Members of the 9/11 commission that destroyed countless political careers.

"A few adept legislative maneuvers could have saved the reputations of hundreds," President Bush's counterterrorism chief Fran Townsend told reporters Monday. "Had we foreseen the dangers of the commission's deceptively simple requests, we could have spared dozens of victims from the shocking, public mangling of their careers."

"It's tragic," Townsend added. "All those political futures snuffed out as millions of Americans watched on television. And to think there was a remote chance that they could've gotten our president."

Although there were only 10 commission members, they worked with shocking efficiency, and served to carry out the decisions made with the help of a much larger network of government employees.

"The frighteningly resolute faces of commission chair Thomas H. Kean and vice-chair Lee H. Hamilton are familiar after several weeks of frenzied media coverage, but the commission's roots run deeper," Townsend said. "The thing that keeps me awake at night is the number of advisors who are still out there today, secretly evaluating our policies. We have no way of knowing who might be called forth by a panel in the future."

"You see the vast scope of the problem," Townsend added. "We're fighting a whole new type of enemy—one that hides among its victims."

National security advisor Condoleezza Rice said that her office did not receive any intelligence regarding the commission's scope until it was already in place, and therefore was unable to implement a strategy to thwart its efforts.

Sen. Joe Lieberman (D-CT) agreed.

"Nobody saw this coming," Lieberman said. "With 20/20 hindsight, of course, we know that if [House Speaker Dennis] Hastert hadn't let Public Law 107-306 come to the floor in November of 2002, we could have saved many of our colleagues from their sad fates."

Tenet, whose agency was ripped apart by the 9/11 commission.

But Lieberman said that government officials should not look to place blame in the wake of the panel.

"Yes, if various departments had communicated certain intelligence, many of our colleagues would not have found themselves trapped under mounds of paperwork," Lieberman said. "But, as tempting as it is to point fingers, we need to move forward and look at how we can prevent another 9/11 commission from happening."

George Tenet, who recently resigned as director of the CIA, was among the high-profile casualties of the commission's investigation of key government agencies.
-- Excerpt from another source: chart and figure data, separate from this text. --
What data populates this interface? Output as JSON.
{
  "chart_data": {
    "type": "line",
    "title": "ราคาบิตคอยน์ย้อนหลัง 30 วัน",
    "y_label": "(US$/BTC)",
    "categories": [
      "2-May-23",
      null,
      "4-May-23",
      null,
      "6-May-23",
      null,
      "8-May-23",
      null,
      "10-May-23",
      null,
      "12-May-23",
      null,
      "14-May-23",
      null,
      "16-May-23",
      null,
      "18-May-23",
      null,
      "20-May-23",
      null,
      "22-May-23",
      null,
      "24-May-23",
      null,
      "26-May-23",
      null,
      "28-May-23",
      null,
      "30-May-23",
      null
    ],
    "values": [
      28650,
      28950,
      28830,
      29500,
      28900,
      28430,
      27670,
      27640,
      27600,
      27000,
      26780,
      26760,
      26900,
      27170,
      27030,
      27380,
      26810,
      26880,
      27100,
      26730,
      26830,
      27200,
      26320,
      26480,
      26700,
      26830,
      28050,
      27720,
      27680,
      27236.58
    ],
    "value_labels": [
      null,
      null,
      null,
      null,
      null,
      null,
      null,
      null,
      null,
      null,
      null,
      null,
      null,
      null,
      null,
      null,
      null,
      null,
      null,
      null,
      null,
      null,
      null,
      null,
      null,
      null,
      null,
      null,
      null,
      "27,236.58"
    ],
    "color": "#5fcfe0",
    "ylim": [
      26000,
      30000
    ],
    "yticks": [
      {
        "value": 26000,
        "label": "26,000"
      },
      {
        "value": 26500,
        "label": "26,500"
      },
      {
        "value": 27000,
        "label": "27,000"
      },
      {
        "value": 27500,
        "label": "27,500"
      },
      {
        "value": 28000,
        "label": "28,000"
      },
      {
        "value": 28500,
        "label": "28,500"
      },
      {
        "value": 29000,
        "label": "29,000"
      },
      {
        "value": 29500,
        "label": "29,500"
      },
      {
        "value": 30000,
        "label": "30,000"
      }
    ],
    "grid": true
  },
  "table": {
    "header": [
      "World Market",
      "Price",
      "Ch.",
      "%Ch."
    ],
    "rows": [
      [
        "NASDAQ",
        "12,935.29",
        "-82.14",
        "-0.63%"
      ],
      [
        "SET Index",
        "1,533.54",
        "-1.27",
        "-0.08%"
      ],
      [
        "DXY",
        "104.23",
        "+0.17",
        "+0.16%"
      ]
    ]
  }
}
According to Alan Fenton, Tenet's public-relations-crisis manager, Washington "seriously underestimated" the commission's power.

"Everybody thought, 'Ten guys, sitting together in some room somewhere, armed with only the power of subpoena—who could they hurt?'" Fenton said. "No one guessed that a commission this small could inflict so much political damage."

Defense lawyer Mark Agara, who has provided legal counsel for many of the commission's victims, blamed party insiders' short-sightedness on what he termed a "pre-9/11-commission mindset."

"A panel criticizing the actions that the administration took in response to the most devastating terrorist attack in history?" Agara asked. "People never considered the possibility. But now, here we stand—whole departments ripped apart, agencies in ruin, and, worst of all, the job security that government employees once took for granted gone forever."

Capitol Hill, ground zero for the investigation, is still reeling in the wake of the 9/11 commission. Americans from across the country continue to offer prayers and assemble candlelight vigils outside federal buildings that contain the offices of the fallen-in-stature.

"Think not only of these poor politicians, but of their families and their staffs," said Gerald Davis, spokesman for Stop The Panels, a group of advocates for the unseen victims of investigations. "Anyone who works for an important Washington politician has been touched by this tragedy."